Some Tasks failing with STATUS_ACCESS_VIOLATION

Message boards : Number crunching : Some Tasks failing with STATUS_ACCESS_VIOLATION

To post messages, you must log in.

AuthorMessage
MossyRock

Send message
Joined: 3 Aug 13
Posts: 15
Credit: 4,353,376
RAC: 0
Message 97918 - Posted: 5 Jul 2020, 5:05:10 UTC
Last modified: 5 Jul 2020, 5:06:49 UTC

Hey,

I have a long-standing problem on one of my machines. It began with Seti@Home WUs last year and is continuing now with Rosetta@Home WUs. I run World Community Grid WUs on this same machine and they usually all run to completion without problems, except on very rare occasions - when they do, they blow with the SAME error, at the SAME address.

Other people who run the same WU nearly always have success. Here is an example of one of my problem workunits:

https://boinc.bakerlab.org/rosetta/result.php?resultid=1213749857

This happens to about 15% of my R@H workunits, so I consider this to be a big problem. I run all cores and threads this machine 24x7, there are no GPU WUs running, and the CPU is comfortable (40 to 50 C.).

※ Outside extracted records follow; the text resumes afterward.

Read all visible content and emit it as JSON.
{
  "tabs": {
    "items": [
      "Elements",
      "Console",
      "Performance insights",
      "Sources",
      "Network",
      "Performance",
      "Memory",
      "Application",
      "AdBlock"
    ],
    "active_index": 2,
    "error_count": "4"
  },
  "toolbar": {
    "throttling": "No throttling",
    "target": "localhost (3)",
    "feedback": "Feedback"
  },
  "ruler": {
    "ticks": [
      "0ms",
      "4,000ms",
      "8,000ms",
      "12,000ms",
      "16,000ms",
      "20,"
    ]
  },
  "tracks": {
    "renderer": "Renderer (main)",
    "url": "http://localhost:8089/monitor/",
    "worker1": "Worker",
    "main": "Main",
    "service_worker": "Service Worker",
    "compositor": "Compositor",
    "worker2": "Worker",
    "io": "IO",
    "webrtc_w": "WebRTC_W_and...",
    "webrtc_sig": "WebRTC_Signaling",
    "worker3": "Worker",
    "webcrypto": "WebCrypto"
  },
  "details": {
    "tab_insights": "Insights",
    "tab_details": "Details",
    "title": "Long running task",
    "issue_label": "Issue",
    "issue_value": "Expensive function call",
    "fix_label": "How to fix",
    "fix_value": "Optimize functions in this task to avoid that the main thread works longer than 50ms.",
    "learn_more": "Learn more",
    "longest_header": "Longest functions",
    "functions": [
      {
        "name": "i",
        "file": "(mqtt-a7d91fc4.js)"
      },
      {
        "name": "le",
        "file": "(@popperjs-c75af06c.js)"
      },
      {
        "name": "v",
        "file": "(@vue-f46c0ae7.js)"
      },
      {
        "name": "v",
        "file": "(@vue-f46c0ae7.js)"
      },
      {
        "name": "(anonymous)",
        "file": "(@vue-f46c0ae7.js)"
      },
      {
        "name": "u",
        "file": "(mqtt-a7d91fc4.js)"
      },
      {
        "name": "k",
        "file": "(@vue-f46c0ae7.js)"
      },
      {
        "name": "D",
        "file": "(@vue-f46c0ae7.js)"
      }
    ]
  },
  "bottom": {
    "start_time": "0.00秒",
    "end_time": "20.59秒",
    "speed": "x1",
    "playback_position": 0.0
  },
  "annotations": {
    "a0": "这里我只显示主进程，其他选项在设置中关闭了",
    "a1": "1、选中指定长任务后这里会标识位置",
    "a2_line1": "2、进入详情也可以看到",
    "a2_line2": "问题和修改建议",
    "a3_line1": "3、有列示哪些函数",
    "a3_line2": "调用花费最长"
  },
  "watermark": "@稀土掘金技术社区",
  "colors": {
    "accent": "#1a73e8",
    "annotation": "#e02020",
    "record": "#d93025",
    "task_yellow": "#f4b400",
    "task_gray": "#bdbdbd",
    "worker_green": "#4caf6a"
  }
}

I have run extensive diagnostics on the machine (Prime95 for 12 hours; MemTest86 for 12 hours) and no problems ever show up.

Does anyone have any guidance here?

Thanks.
ID: 97918 · Rating: 0 · rate: Rate + / Rate - Report as offensive    Reply Quote
Profile Grant (SSSF)

Send message
Joined: 28 Mar 20
Posts: 1487
Credit: 14,674,522
RAC: 14,452
Message 97919 - Posted: 5 Jul 2020, 5:33:49 UTC
Last modified: 5 Jul 2020, 5:36:33 UTC

Is your CPU or RAM overclocked/volted? If so, go back to the default stock settings & see if that helps. There are cases where Prime95/Memtest have run OK, but actual applications have not been able to.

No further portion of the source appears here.